Researchers from Skoltech and their colleagues in Russia and Spain have reported a proof-of-concept demonstration of a new radiation-safe method for mapping the internal structure and stress distribution in samples of materials at the nanoscale, with a resolution about 100 times higher than that of the currently available techniques: X-ray and neutron tomography. The team believes that its 3D stress nanotomography could eventually become a standard metrological technique for nanotechnology. The study came out in the Journal of the Mechanics and Physics of Solids.

The properties of materials change under stress, and this has been exploited by human technology from ancient smiths forging metalware to prestressed concrete enabling the existence of some of the tallest buildings and largest bridges of our time. Now, engineers working on ultrasmall devices could also benefit from stressed materials in ways many of which are hard to conceive ahead of time. But there’s a caveat.

“To exploit stressed materials, you need a way to precisely tell how stress is distributed on the inside, and hence how the properties will vary across the sample,” study co-author and Skoltech Professor Nikolai Brilliantov explained. “This involves the 3D mapping of internal inhomogeneities, such as dense spots and cavities, which is usually accomplished with tomography.”

Same as with the familiar CT scan, tomography in general denotes methods for investigating the internal structure of an object slice by slice, without damaging it. The object is illuminated from many angles, with the passing radiation detected on the opposite side. This is repeated for many separate planes “cutting” through the sample, resulting in a series of 2D “slices,” later combined into a complete 3D model via some rather sophisticated mathematics.

The two kinds of tomography that could potentially help in stress-aware nanotechnology rely on X-rays and neutrons to screen the sample. Both entail direct radiation hazards for the personnel during operation and induce “secondary” radioactivity in the workplace. The process also runs the risk of damaging the sample due to its repeated exposure to high-energy rays. Most importantly, the sensors used to detect the passing radiation have grain sizes that are too large. That is, they make it impossible to obtain truly nanoresolved images. As for transmission electron microscopy, it has the principal limitation that the samples should be extremely thin slices.

“We address all of these shortcomings and open the way for future nanotechnology applications by demonstrating a new kind of tomography that yields about 100 times higher resolution and does not use hazardous radiation, avoiding both the health issues and damage to the sample,” Brilliantov said.

At the heart of stress nanotomography is the phenomenon of piezoelectricity: Some materials accumulate electric charge when exposed to mechanical stress. Known as piezoelectric materials, these include a subclass called ferroelectrics, for which the stress-to-electricity conversion is particularly pronounced. The latter were used as samples for analysis in the study, but according to the team, the new stress tomography should work on other solid materials, too, but in that case ferroelectrics would have to play an auxiliary role.

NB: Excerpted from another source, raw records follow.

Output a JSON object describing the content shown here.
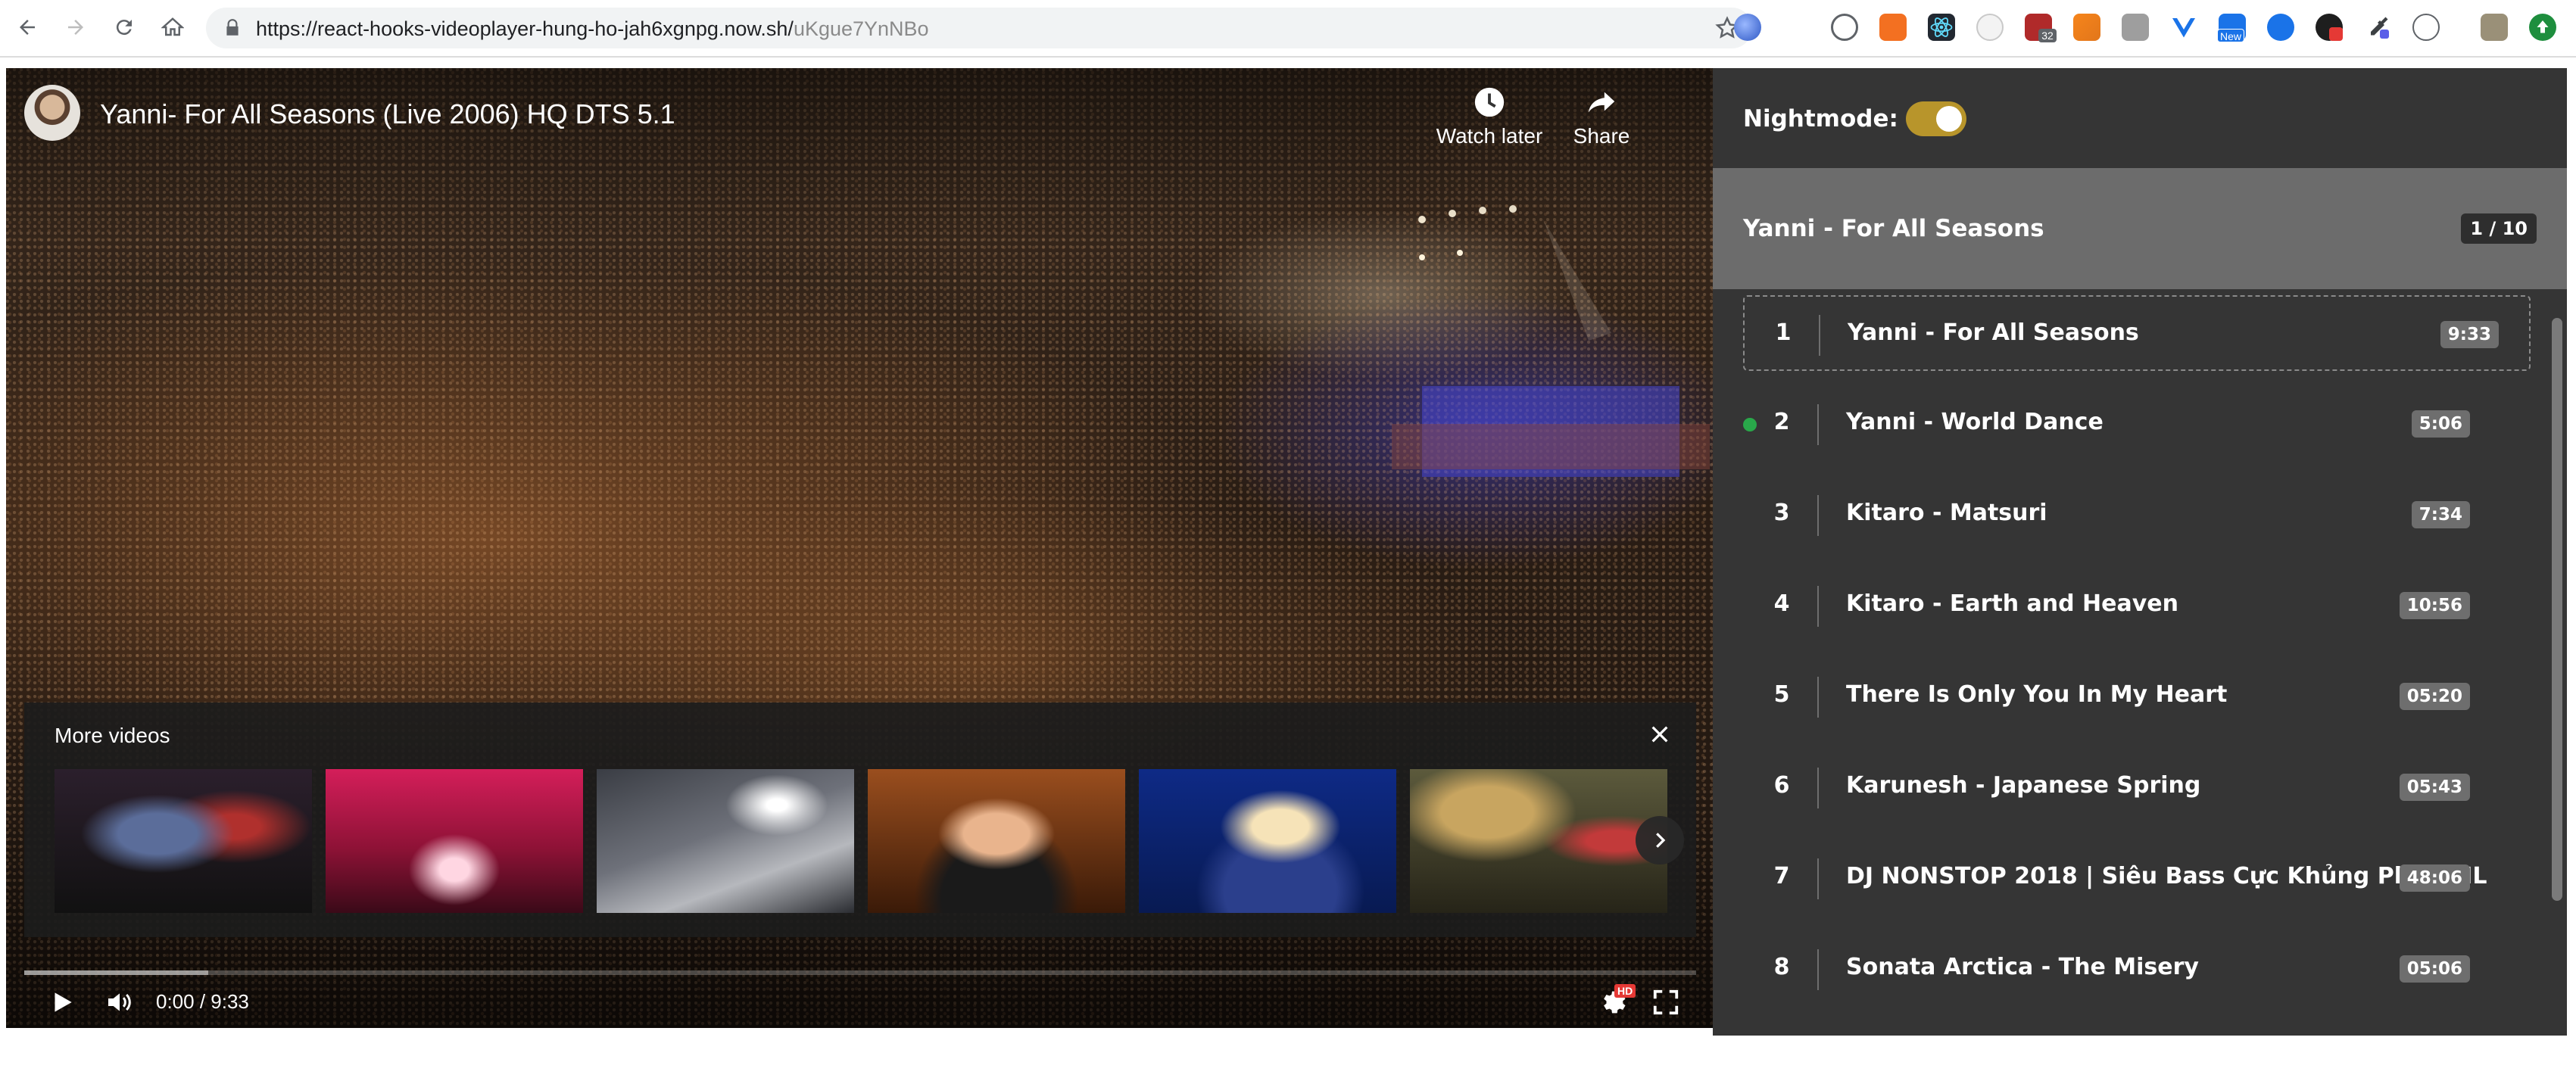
{
  "browser": {
    "url_host": "https://react-hooks-videoplayer-hung-ho-jah6xgnpg.now.sh/",
    "url_path": "uKgue7YnNBo",
    "extension_badges": [
      "32",
      "New"
    ]
  },
  "player": {
    "title": "Yanni- For All Seasons (Live 2006) HQ DTS 5.1",
    "watch_later_label": "Watch later",
    "share_label": "Share",
    "more_videos_label": "More videos",
    "time": "0:00 / 9:33",
    "progress_played": 0,
    "progress_loaded": 0.11,
    "hd_badge": "HD",
    "thumbnails": [
      "thumb-1",
      "thumb-2",
      "thumb-3",
      "thumb-4",
      "thumb-5",
      "thumb-6"
    ]
  },
  "sidebar": {
    "nightmode_label": "Nightmode:",
    "nightmode_on": true,
    "playlist_title": "Yanni - For All Seasons",
    "playlist_counter": "1 / 10",
    "items": [
      {
        "num": "1",
        "title": "Yanni - For All Seasons",
        "duration": "9:33",
        "active": true,
        "played": false
      },
      {
        "num": "2",
        "title": "Yanni - World Dance",
        "duration": "5:06",
        "active": false,
        "played": true
      },
      {
        "num": "3",
        "title": "Kitaro - Matsuri",
        "duration": "7:34",
        "active": false,
        "played": false
      },
      {
        "num": "4",
        "title": "Kitaro - Earth and Heaven",
        "duration": "10:56",
        "active": false,
        "played": false
      },
      {
        "num": "5",
        "title": "There Is Only You In My Heart",
        "duration": "05:20",
        "active": false,
        "played": false
      },
      {
        "num": "6",
        "title": "Karunesh - Japanese Spring",
        "duration": "05:43",
        "active": false,
        "played": false
      },
      {
        "num": "7",
        "title": "DJ NONSTOP 2018 | Siêu Bass Cực Khủng Phê SML",
        "duration": "48:06",
        "active": false,
        "played": false
      },
      {
        "num": "8",
        "title": "Sonata Arctica - The Misery",
        "duration": "05:06",
        "active": false,
        "played": false
      }
    ]
  },
  "colors": {
    "sidebar_bg": "#353535",
    "header_bg": "#6c6c6c",
    "toggle_on": "#b8952b",
    "played_dot": "#29a84a",
    "progress_red": "#ff0000"
  }
}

Here is how the proof-of-concept system works. A metal needle slides across the surface of a ferroelectric material many times over in different directions and pressing down with varying force. All the while, the varying electric field produced by the material under pressure is recorded as electrical current pulses induced in the metal tip. Since the measured electric field is directly related to the material’s local density at any given point, it is possible to reconstruct the internal structure of the sample and its stress distribution from those data.

Reconstructing the 3D structure from the collected tomography data is known as solving the inverse problem, and it is far from trivial. “This is the first time the inverse problem has been solved for a piezoelectric material,” study co-author and Skoltech Research Scientist Gleb Ryzhakov commented. “First, we had to create a model that explains what actually happens in terms of physics as the metal tip slides across the sample surface. Second, we came up with the mathematical tools for solving the inverse problem. Third, we developed an applied software suite for recovering tomography images from the recorded current signals.”

According to the team, one of the ways to enhance the technique in the future will be by expanding the range of materials whose inner makeup can be studied to include nonpiezoelectric solids. “It’s a matter of sophisticated engineering: Provided we can manufacture a very thin but durable piezoelectric film, we could lay it between the metal tip of the tomograph and the sample. Theoretically, it should then work on arbitrary materials, but the electric field measurements will have to be very precise,” Ryzhakov added.

We expect that in the future, such stress nanotomography will be routinely incorporated in numerous stress-based nanotechnologies,” Brilliantov concluded.